O mais difícil de todos, eu acho assim, é o mental que precisa de uma pessoa ali junto com aquele aluno porque lá na escola a gente teve uma experiência assim com uma aluna com deficiência mental no ensino regular e foi um sufoco. Os alunos queriam desistir porque essa aluna, ela tumultuava a sala, ela batia nos colegas, ela xingava, ela fazia tudo. Quer dizer, a professora não sabia como lidar.

A deficiência mental é associada diretamente com o descontrole e a imprevisibilidade e os alunos que a possuem são marcados pelo não saber pleno, pela falta de consciência e pelo comportamento absurdamente inadequado. Desta forma, os alunos com déficit cognitivo e os com problemas comportamentais são postos todos numa mesma categoria, como se ambos os aspectos estivessem sempre associados, dificultando ou até impossibilitando qualquer tentativa de educação formal regular.

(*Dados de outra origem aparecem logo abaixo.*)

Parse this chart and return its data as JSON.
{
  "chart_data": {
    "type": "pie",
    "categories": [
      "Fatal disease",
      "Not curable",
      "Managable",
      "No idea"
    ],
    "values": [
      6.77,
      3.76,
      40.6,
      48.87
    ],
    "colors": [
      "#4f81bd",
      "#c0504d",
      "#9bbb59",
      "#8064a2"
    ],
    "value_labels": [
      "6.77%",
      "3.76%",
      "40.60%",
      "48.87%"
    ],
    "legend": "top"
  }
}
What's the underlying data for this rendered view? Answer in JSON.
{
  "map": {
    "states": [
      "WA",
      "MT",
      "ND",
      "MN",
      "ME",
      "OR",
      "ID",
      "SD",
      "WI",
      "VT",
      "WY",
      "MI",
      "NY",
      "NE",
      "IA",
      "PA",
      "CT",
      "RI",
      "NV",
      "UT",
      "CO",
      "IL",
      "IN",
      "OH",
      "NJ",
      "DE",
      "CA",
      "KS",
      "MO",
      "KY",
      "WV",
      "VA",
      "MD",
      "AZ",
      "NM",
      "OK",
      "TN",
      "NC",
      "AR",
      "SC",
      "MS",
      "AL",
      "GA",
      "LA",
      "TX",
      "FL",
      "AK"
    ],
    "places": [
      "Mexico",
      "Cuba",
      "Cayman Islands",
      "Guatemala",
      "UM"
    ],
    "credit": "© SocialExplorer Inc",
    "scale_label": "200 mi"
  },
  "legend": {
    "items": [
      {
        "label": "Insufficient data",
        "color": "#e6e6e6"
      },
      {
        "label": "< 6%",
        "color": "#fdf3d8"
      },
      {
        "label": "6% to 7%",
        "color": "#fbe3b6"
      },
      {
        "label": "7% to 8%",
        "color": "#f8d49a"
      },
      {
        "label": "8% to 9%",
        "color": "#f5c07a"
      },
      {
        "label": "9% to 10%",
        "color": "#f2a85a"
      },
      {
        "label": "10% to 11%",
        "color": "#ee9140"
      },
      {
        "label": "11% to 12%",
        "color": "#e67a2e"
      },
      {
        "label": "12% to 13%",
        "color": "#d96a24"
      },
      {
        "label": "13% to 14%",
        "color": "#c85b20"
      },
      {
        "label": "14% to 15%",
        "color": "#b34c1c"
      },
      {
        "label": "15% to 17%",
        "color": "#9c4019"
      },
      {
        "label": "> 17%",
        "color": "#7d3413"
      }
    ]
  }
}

Estes são considerados os alunos com maior necessidade de um especialista, visto que seu funcionamento mental é dotado de peculiaridades com as quais os professores não se julgam capazes de lidar. Por isto, são estes alunos que causam maiores problemas para os professores, tanto em termos concretos em sala de aula, quanto angústias, medos e sofrimentos. Estes sentimentos serão trabalhados mais adiante, neste momento são as dificuldades concretas referidas pelos professores que serão discutidas mais detalhadamente.